120 Seconds with Rand Paul

Great Scott, just two minutes of listening to this fellow talk about the Civil Rights Act is enough to make you realize what an intellectually dishonest man he is. He would have, he says, marched with Martin Luther King, Jr. had he been of age to do so, because he agreed with him on most things he was protesting, most things… except for the little matter of that Woolworth’s lunch counter up there. In Ron Paul’s tea-stained America, the federal government can’t or shouldn’t tell private businesses that they can’t be WHITES ONLY or STRAIGHTS ONLY or put up a sign that says NO HISPANICS ALLOWED or NO JEWS. That, he says, is an abridgment of free speech. Yes, yes it is, and it’s something we have to live with, because the consequences of being free to exercise your bigotry in this way are too destructive for us to live with. You can’t shout “fire” in a crowded theater (or, as Steve Martin suggested, shout “theater” in a crowded firehouse) or tell your co-Americans that they’re not worthy of setting foot in your store. Either all Americans have the same basic rights to go everywhere and do everything that all other Americans can do or the very idea of equality vanishes in a puff of illogic and contradictions. But hey… You’re free to TALK about it, as I’m sure Paul will continue to do for the next six months.

Flippin’

As primary voting results come in and the Yankee game takes various breaks for rain and trying to get Josh Beckett out of the game gracefully, I keep hearing various pundits debating the meaning of the results. Is it anger at incumbents, is it disgust with the debt, or both?
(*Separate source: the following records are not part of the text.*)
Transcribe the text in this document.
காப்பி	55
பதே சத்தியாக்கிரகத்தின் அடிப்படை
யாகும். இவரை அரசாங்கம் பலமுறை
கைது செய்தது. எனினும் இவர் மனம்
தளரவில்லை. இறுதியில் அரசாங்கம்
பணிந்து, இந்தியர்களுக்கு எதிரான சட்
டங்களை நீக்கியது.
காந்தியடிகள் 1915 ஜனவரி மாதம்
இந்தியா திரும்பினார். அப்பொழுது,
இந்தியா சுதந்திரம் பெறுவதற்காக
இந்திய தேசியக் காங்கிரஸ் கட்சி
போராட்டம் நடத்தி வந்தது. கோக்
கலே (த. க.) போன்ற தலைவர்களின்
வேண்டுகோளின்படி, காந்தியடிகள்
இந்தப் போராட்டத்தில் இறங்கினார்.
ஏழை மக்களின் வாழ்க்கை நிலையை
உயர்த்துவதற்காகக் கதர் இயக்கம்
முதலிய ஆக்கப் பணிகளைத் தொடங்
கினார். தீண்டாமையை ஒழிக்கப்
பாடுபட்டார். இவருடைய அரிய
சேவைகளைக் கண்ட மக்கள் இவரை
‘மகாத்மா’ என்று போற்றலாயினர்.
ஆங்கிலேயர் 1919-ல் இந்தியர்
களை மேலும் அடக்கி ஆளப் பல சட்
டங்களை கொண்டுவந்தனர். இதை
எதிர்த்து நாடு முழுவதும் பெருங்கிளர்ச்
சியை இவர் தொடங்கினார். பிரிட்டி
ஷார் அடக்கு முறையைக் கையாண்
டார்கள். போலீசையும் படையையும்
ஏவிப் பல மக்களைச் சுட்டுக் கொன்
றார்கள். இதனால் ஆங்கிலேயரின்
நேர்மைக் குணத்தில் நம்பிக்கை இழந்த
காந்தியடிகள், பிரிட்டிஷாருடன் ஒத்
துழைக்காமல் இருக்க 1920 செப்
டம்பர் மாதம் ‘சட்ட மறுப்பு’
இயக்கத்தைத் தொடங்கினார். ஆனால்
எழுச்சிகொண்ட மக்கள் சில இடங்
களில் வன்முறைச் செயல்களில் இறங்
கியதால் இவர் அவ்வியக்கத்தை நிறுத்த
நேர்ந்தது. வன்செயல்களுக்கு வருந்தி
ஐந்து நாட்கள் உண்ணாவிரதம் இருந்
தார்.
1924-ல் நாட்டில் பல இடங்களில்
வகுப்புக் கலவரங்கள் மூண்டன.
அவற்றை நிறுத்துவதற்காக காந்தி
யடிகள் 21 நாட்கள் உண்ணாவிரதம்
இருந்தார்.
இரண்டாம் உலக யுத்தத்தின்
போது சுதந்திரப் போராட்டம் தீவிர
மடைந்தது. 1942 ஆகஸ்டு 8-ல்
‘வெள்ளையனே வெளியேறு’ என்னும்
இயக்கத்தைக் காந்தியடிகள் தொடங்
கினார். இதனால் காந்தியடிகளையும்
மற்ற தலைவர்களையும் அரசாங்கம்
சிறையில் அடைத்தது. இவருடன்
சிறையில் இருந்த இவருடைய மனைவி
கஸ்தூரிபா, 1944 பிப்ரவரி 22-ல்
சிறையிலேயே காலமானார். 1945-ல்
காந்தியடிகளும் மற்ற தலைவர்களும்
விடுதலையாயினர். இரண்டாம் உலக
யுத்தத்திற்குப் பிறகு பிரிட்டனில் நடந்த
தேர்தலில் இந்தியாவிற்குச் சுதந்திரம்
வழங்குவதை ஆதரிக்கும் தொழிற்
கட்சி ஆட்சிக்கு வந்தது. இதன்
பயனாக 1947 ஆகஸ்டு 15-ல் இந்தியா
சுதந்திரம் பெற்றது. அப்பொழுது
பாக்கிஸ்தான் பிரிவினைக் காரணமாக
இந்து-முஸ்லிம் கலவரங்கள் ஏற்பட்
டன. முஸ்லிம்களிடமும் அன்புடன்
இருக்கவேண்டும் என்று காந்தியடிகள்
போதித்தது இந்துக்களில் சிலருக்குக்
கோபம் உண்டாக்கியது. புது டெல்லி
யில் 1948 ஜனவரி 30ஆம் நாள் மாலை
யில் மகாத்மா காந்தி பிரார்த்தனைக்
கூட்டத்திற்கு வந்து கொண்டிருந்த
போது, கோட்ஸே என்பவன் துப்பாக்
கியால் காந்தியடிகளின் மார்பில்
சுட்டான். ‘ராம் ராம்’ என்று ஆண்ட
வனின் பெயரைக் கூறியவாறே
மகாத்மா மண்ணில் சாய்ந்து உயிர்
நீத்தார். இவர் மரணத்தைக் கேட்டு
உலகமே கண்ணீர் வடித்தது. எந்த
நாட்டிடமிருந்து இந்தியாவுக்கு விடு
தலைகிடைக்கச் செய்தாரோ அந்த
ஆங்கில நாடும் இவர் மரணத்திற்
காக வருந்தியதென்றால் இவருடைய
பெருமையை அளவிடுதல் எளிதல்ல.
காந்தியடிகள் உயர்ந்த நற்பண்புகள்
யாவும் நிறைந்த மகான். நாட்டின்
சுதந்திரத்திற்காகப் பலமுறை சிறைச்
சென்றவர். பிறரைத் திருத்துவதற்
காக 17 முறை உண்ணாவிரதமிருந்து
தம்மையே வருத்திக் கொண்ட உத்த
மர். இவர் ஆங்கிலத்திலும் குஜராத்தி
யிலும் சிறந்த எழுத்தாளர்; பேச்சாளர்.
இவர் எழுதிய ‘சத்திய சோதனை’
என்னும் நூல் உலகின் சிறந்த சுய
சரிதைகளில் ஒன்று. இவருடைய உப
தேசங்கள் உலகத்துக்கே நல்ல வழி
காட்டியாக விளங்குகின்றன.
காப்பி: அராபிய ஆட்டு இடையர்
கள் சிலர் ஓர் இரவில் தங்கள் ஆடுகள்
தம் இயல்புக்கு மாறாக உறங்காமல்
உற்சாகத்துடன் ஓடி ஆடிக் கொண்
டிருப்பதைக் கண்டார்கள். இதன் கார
The consensus seems to be that The People object to “business as usual” and are worried about government debt.

I have no idea if this is right or wrong, but if it is correct, what I find kind of quizzical about the whole thing is that pro economists can’t agree about the meaning of the debt, how much is a good amount, how much is too much, to what degree is it really dangerous, and if it is dangerous, when it will become dangerous. And yet, The People seem to have come to their own conclusions about this.

This is our right, of course, to think for ourselves, but we also have an obligation to think in a nuanced way. You can do a lot of damage chasing solutions to problems you don’t fully understand.

Parenthetically, some talking head on CNN just said that Barack Obama won in 2008 because all of the energy was on the left, but tonight it’s all coming from the right. Dude, Sestak just upset Spector in Pennsy. Why is Kentucky’s embrace of a Tea Person signify more than Pennsylvania’s rejection of a faux-Democrat?

Late or Never, It’s All Lame

Tom Coburn to filibuster war funding. Where was all this principled opposition prior to 2008?